Monday, February 5, 2018

Short Box: Jeremy Sorese's The Tar Pit

First, a note about Zainab Akhtar's Short Box comics service. It's a periodic box of comics that she publishes, often up and coming talent that she is helping to bring before a larger audience. After that initial release, the artists are free to sell the comic on their own. That was the case for The Tar Pit, by Jeremy Sorese. I'm not exactly sure what Sorese uses, but the effect in this comic is a dense charcoal. It's evocative of a time long gone; it's thick and atmospheric, as though one was watching an old black & white film. That gritty charcoal effect is also in effect in the book's many night scenes, as the darkness threatens to swallow the light on each page. The grit and space-filling quality of that effect is in sharp contrast to Sorese's character designs, which are highly stylized and include a great deal of negative space in the faces, which are simplified to the point where they almost look like they belong to puppets.
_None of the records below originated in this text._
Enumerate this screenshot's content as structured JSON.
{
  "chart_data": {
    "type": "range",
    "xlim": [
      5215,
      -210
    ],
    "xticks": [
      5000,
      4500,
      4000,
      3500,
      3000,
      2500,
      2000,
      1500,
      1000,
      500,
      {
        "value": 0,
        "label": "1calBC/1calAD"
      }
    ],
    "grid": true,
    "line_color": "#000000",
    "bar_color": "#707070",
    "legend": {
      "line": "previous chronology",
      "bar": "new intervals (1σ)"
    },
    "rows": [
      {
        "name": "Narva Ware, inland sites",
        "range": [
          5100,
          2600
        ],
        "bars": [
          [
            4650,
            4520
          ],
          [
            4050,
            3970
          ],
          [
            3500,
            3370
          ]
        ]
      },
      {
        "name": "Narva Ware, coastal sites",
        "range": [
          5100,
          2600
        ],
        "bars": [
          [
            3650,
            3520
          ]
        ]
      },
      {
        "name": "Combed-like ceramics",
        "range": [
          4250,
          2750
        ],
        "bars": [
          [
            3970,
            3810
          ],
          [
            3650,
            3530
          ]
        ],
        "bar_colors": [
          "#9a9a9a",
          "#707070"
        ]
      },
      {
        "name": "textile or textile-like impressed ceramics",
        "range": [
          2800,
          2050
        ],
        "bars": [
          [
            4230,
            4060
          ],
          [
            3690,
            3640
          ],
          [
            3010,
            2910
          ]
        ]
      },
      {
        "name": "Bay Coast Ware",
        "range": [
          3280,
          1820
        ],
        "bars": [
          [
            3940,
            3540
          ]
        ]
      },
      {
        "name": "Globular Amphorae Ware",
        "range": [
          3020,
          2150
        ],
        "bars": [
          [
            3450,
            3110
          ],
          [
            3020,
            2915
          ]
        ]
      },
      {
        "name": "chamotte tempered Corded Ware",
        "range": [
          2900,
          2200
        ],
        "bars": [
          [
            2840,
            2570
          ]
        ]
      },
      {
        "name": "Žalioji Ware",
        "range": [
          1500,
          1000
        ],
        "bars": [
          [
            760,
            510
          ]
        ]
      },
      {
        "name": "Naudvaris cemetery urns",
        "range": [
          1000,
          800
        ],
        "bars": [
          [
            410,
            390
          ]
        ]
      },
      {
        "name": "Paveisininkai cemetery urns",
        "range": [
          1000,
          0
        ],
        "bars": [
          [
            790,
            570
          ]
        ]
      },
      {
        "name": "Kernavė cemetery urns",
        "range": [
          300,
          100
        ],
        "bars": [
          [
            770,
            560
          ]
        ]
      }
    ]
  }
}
While this is a character piece and there's not a lot of focus on backgrounds, Sorese clearly did his research with regard to fashions, hairstyle and other time-specific elements of the time, which is the early 1950s.
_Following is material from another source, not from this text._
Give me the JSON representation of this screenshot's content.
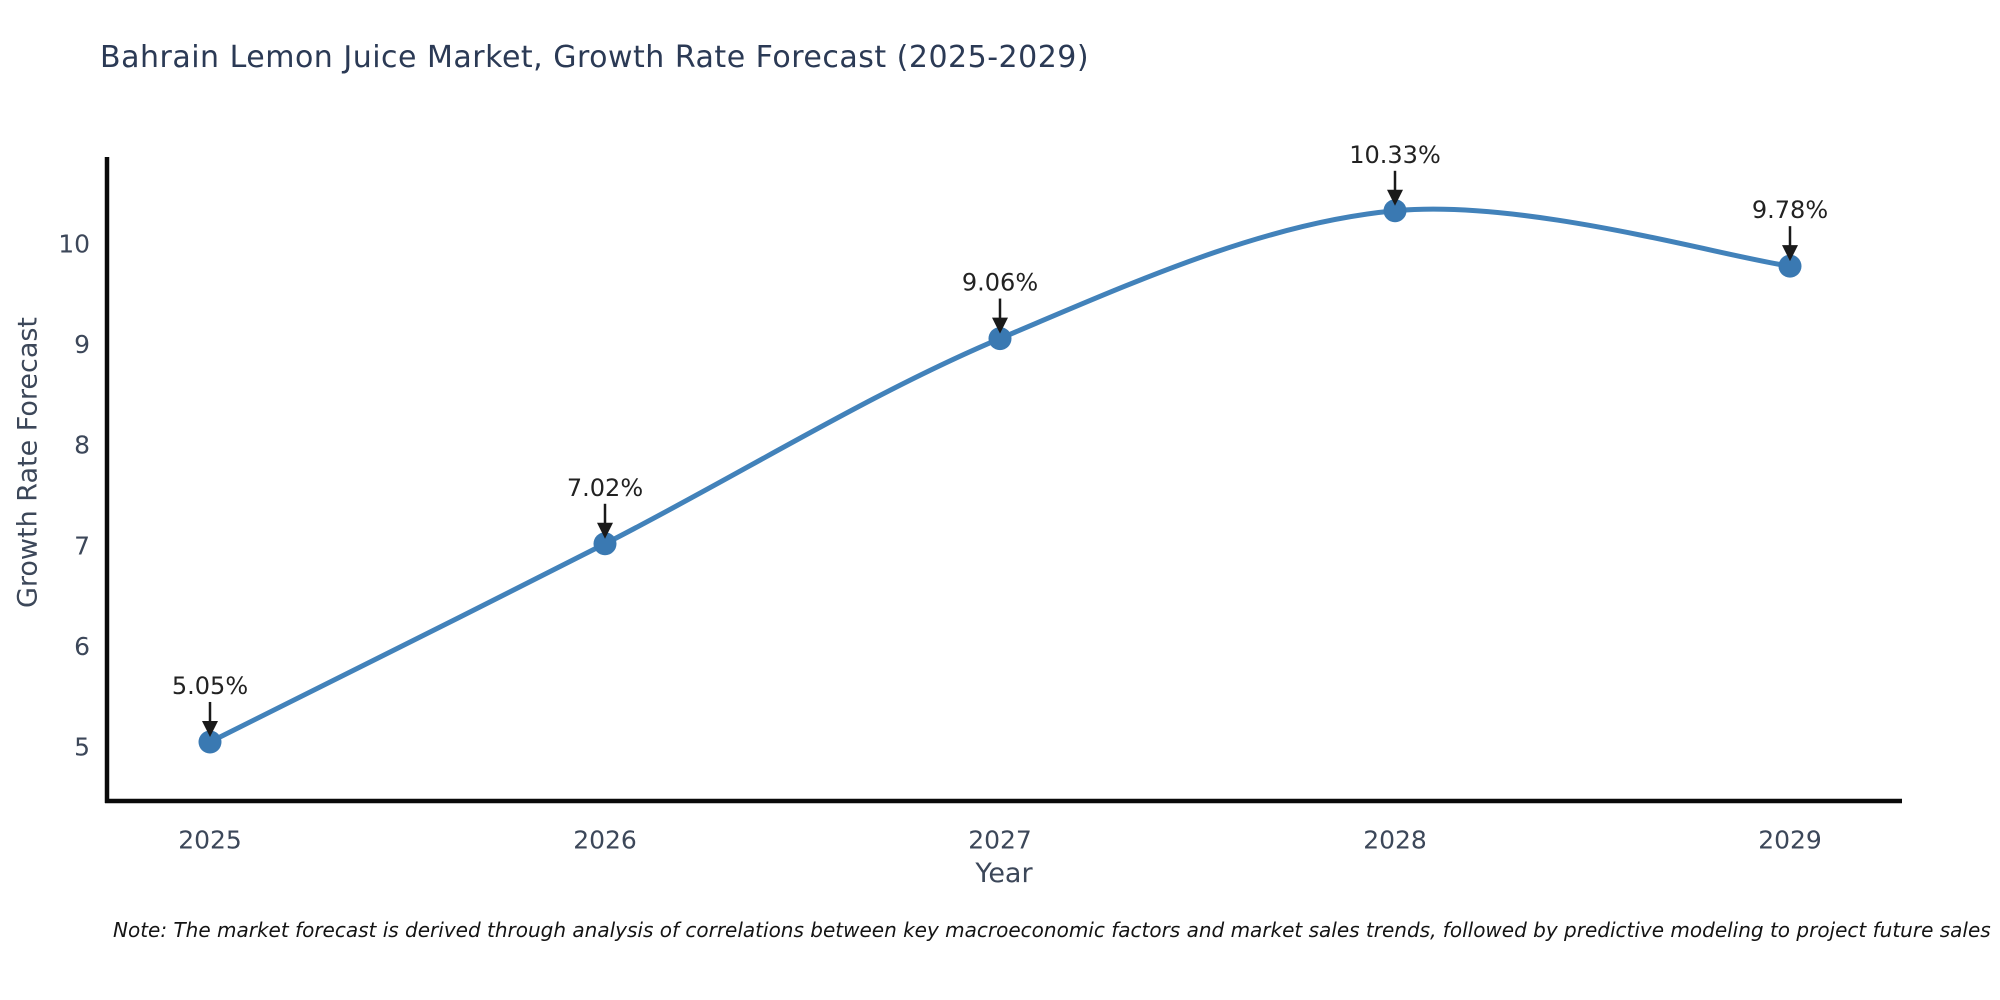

The setting is a house where famous Hollywood actors Burt and Fred lived with Vivienne, in an arrangement that was supposed to reflect her dating both men and in reality was a beard arrangement for the lovers. In return, she received decent and well-paying movie roles, albeit ones that had no speaking lines. One of her "boyfriends" inevitably had the hero role in those films, of course. The book opens with a "Barbershop" party; that is, one where the boys and others with similar arrangements could be themselves for a little while. The plot is very simple but its ramifications are intensely complicated. Vivienne grows increasingly disenchanted and lonely living with a couple, especially given their frequent fights and indiscretion when having loud sex. On one frustrating night, a writer who had been haunting the outside of the house cajoled her into admitting on the record that Burt and Fred were gay, right before admitting he was gay as well. In one of the few exaggerated scenes, Sorese depicts Vivienne feeling like everyone in the diner she was talking to the writer in was gay and laughing at her.

The story gets published but quickly squashed. Vivienne slowly loses her roles. She starts to get work in advertising on TV, as color becomes popular. At the same time, the comic switches over to full color illustrations, done in what looks like colored pencil. When Burt dies of a drug overdose, Fred makes a fictionalized film that features a Vivian character who dominates everyone else and threatens violence, and whose outing of them leads to them losing their careers. The book works its way to Vivienne working with the actress who played her in the movie, thirty years later. when the topic of Fred (who had just died of AIDS) comes up, Vivienne utters an unforgivable homophobic slur. The final scene is one of tragedy and hope, combining her inability to come to terms with her life and her deep-seated homophobia.

To be sure, this is not just a story about her homophobia. It's a story about how self-hating gay men used to make money outing other gay men. More than that, it's a story about deep-seated misogyny. Vivienne got more love from Fred's dopey chihuahua than from either men, and it's clear that it wasn't sex that she was missing, but intimacy. She was treated as a convenience, an object, someone they only paid attention to when there was a camera pointed in their direction. She was stuck, as the title implies, in a comfortable but miserable arrangement. She wanted to sell out her roommates and was just looking for a buyer; in reality, she got nothing, other than her own freedom in a way. The irony of the film that Fred did is that it pointed her as the villain all along, while she of course was a non-talking player in real life as well as in film. Yet it showed her as a powerful, dominant woman who had all the best lines, which is why Vivienne liked it so much; it's whom she always wanted to be.

Burt and Fred never copped to their roles in making Vivienne unhappy. At the same time, neither did Vivienne come to terms with what she did. Instead of feeling regret for betraying people she spent so much time with, she simply doubled down on her homophobia. Or rather, homophobia became the reason she gave herself for hating the two men, when the reality was that she was lonely. That she was lonely was not their fault, but it was also true that they didn't seem to give the slightest thought to how she felt about things. In the end, her unwillingness to see past her feelings, insecurities and prejudices choked off her ability to show empathy, as the final, heartbreaking scene indicates. She poured her emotions into her dog and couldn't forgive or admit her own complicity in a relationship from decades before that still clearly defined her in many ways. Without that ability to forgive and accept responsibility for her own actions at key moments in her life, she remained hardened. It's the kind of story that was more common in the 80s and 90s, but I think Sorese was wise to reinforce the basics, given that homophobia never truly goes away.